PSADT continues to reflect the biology of the disease in HRPC because the rate of growth of malignancy remains essentially constant (log linear) during this period. It can serve as a guide in the usually difficult decision regarding intervention, which always involves a tradeoff between the toxicity of the treatment versus its benefit.

In the review cited above from Clinical Prostate Cancer the data also allowed a prediction for prostate cancer-specific survival in men with AIPC. PSADTs of <3, 3-6, 6-12, and >12 months were associated with survival times of 12.6, 38.4, 71.2 and 107.5 months.

Three ASCO abstracts addressed this issue:

1) #4631 (2005) presented the Stanford data on 90 men. 82% had objective metastases and 60% were symptomatic. They reported that those with PSADT >3 months respond better to chemotherapy and had a superior survival. A PSADT of < 1 month predicted for the early development of symptoms.

2) #4551 (2005) reported data on 202 metastatic HRPC patients and correlated the PSADT during the three months prior to chemotherapy with overall survival.
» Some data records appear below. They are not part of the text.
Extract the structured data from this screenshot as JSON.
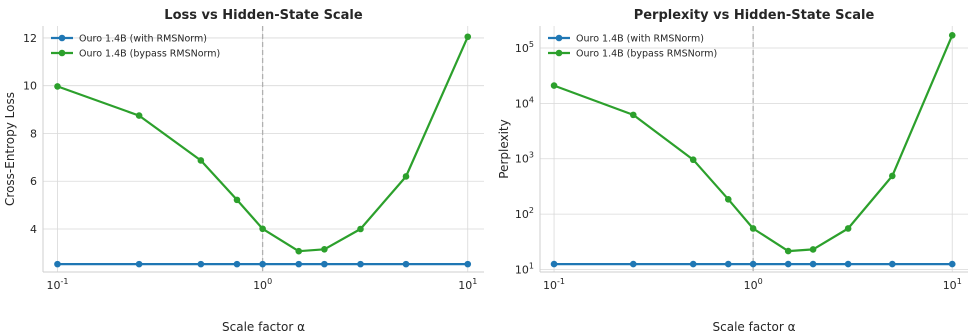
{
  "chart_data": [
    {
      "type": "line",
      "title": "Loss vs Hidden-State Scale",
      "xlabel": "Scale factor α",
      "ylabel": "Cross-Entropy Loss",
      "x_scale": "log",
      "y_scale": "linear",
      "xlim": [
        0.085,
        12
      ],
      "ylim": [
        2.2,
        12.5
      ],
      "x_ticks": [
        0.1,
        1,
        10
      ],
      "x_tick_labels": [
        "10^-1",
        "10^0",
        "10^1"
      ],
      "y_ticks": [
        4,
        6,
        8,
        10,
        12
      ],
      "y_tick_labels": [
        "4",
        "6",
        "8",
        "10",
        "12"
      ],
      "reference_vline": 1,
      "grid": true,
      "legend_position": "top-left",
      "x": [
        0.1,
        0.25,
        0.5,
        0.75,
        1.0,
        1.5,
        2.0,
        3.0,
        5.0,
        10.0
      ],
      "series": [
        {
          "name": "Ouro 1.4B (with RMSNorm)",
          "color": "#1f77b4",
          "values": [
            2.53,
            2.53,
            2.53,
            2.53,
            2.53,
            2.53,
            2.53,
            2.53,
            2.53,
            2.53
          ]
        },
        {
          "name": "Ouro 1.4B (bypass RMSNorm)",
          "color": "#2ca02c",
          "values": [
            9.97,
            8.75,
            6.87,
            5.22,
            4.01,
            3.07,
            3.15,
            4.0,
            6.2,
            12.05
          ]
        }
      ]
    },
    {
      "type": "line",
      "title": "Perplexity vs Hidden-State Scale",
      "xlabel": "Scale factor α",
      "ylabel": "Perplexity",
      "x_scale": "log",
      "y_scale": "log",
      "xlim": [
        0.085,
        12
      ],
      "ylim": [
        9,
        250000
      ],
      "x_ticks": [
        0.1,
        1,
        10
      ],
      "x_tick_labels": [
        "10^-1",
        "10^0",
        "10^1"
      ],
      "y_ticks": [
        10,
        100,
        1000,
        10000,
        100000
      ],
      "y_tick_labels": [
        "10^1",
        "10^2",
        "10^3",
        "10^4",
        "10^5"
      ],
      "reference_vline": 1,
      "grid": true,
      "legend_position": "top-left",
      "x": [
        0.1,
        0.25,
        0.5,
        0.75,
        1.0,
        1.5,
        2.0,
        3.0,
        5.0,
        10.0
      ],
      "series": [
        {
          "name": "Ouro 1.4B (with RMSNorm)",
          "color": "#1f77b4",
          "values": [
            12.5,
            12.5,
            12.5,
            12.5,
            12.5,
            12.5,
            12.5,
            12.5,
            12.5,
            12.5
          ]
        },
        {
          "name": "Ouro 1.4B (bypass RMSNorm)",
          "color": "#2ca02c",
          "values": [
            21000,
            6200,
            960,
            185,
            55,
            21.5,
            23,
            55,
            490,
            170000
          ]
        }
      ]
    }
  ]
}
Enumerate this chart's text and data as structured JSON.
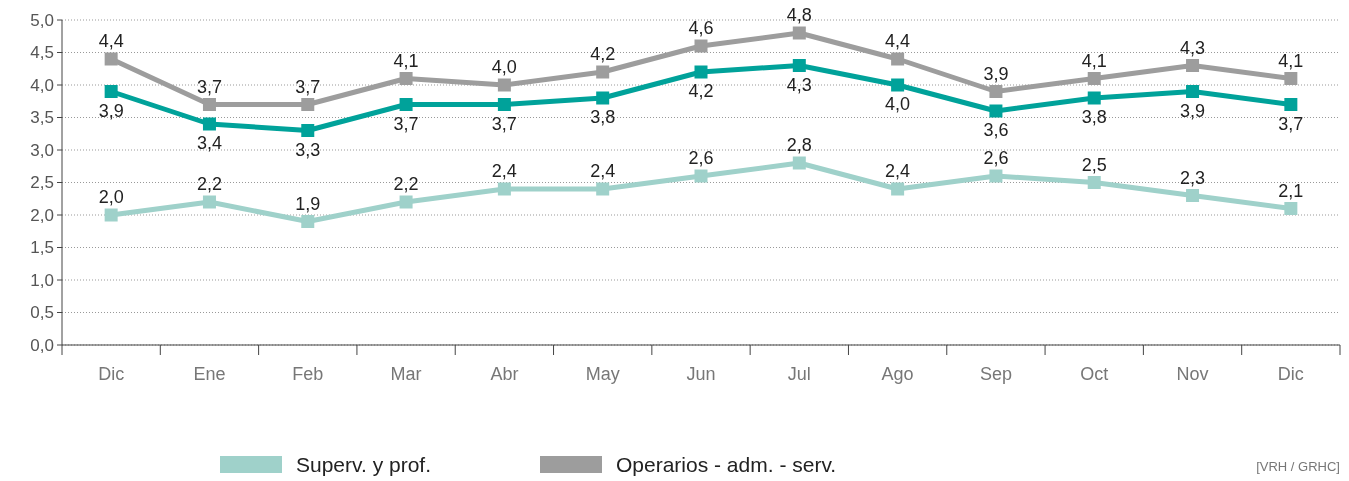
{
  "chart_data": {
    "type": "line",
    "categories": [
      "Dic",
      "Ene",
      "Feb",
      "Mar",
      "Abr",
      "May",
      "Jun",
      "Jul",
      "Ago",
      "Sep",
      "Oct",
      "Nov",
      "Dic"
    ],
    "series": [
      {
        "name": "Superv. y prof.",
        "color": "#9fd1ca",
        "values": [
          2.0,
          2.2,
          1.9,
          2.2,
          2.4,
          2.4,
          2.6,
          2.8,
          2.4,
          2.6,
          2.5,
          2.3,
          2.1
        ],
        "value_labels": [
          "2,0",
          "2,2",
          "1,9",
          "2,2",
          "2,4",
          "2,4",
          "2,6",
          "2,8",
          "2,4",
          "2,6",
          "2,5",
          "2,3",
          "2,1"
        ]
      },
      {
        "name": "Operarios - adm. - serv.",
        "color": "#9d9d9d",
        "values": [
          4.4,
          3.7,
          3.7,
          4.1,
          4.0,
          4.2,
          4.6,
          4.8,
          4.4,
          3.9,
          4.1,
          4.3,
          4.1
        ],
        "value_labels": [
          "4,4",
          "3,7",
          "3,7",
          "4,1",
          "4,0",
          "4,2",
          "4,6",
          "4,8",
          "4,4",
          "3,9",
          "4,1",
          "4,3",
          "4,1"
        ]
      },
      {
        "color": "#00a29a",
        "values": [
          3.9,
          3.4,
          3.3,
          3.7,
          3.7,
          3.8,
          4.2,
          4.3,
          4.0,
          3.6,
          3.8,
          3.9,
          3.7
        ],
        "value_labels": [
          "3,9",
          "3,4",
          "3,3",
          "3,7",
          "3,7",
          "3,8",
          "4,2",
          "4,3",
          "4,0",
          "3,6",
          "3,8",
          "3,9",
          "3,7"
        ]
      }
    ],
    "ylim": [
      0,
      5
    ],
    "yticks": [
      {
        "value": 0,
        "label": "0,0"
      },
      {
        "value": 0.5,
        "label": "0,5"
      },
      {
        "value": 1,
        "label": "1,0"
      },
      {
        "value": 1.5,
        "label": "1,5"
      },
      {
        "value": 2,
        "label": "2,0"
      },
      {
        "value": 2.5,
        "label": "2,5"
      },
      {
        "value": 3,
        "label": "3,0"
      },
      {
        "value": 3.5,
        "label": "3,5"
      },
      {
        "value": 4,
        "label": "4,0"
      },
      {
        "value": 4.5,
        "label": "4,5"
      },
      {
        "value": 5,
        "label": "5,0"
      }
    ],
    "grid": "y",
    "legend": "bottom",
    "marker": "square",
    "line_style": "solid",
    "annotations": [
      "[VRH / GRHC]"
    ]
  }
}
The median PSADT for the entire group was 44 days and a faster value was associated with survival of 14.3 months compared to 25.6 months for a longer DT.

3) #4504 (2004) presents an analysis by Crawford et al. of data from 499 men in the SWOG 99-16 trial comparing mitoxanthrone/ prednisone with docetaxel/estramustine based on a determination of the PSADT during the first three months of chemotherapy. Their findings: categorization by PSA velocity [a measure of PSA dynamics related to PSADT] best predicted mortality: “After adjustment for PSA velocity, treatment was no longer associated with mortality”...”with odds of failing nearly quadrupling with each unit of increase of PSA velocity.”

An important implication to be drawn from these data is that the PSADT needs to be considered in the design and interpretation of clinical trials.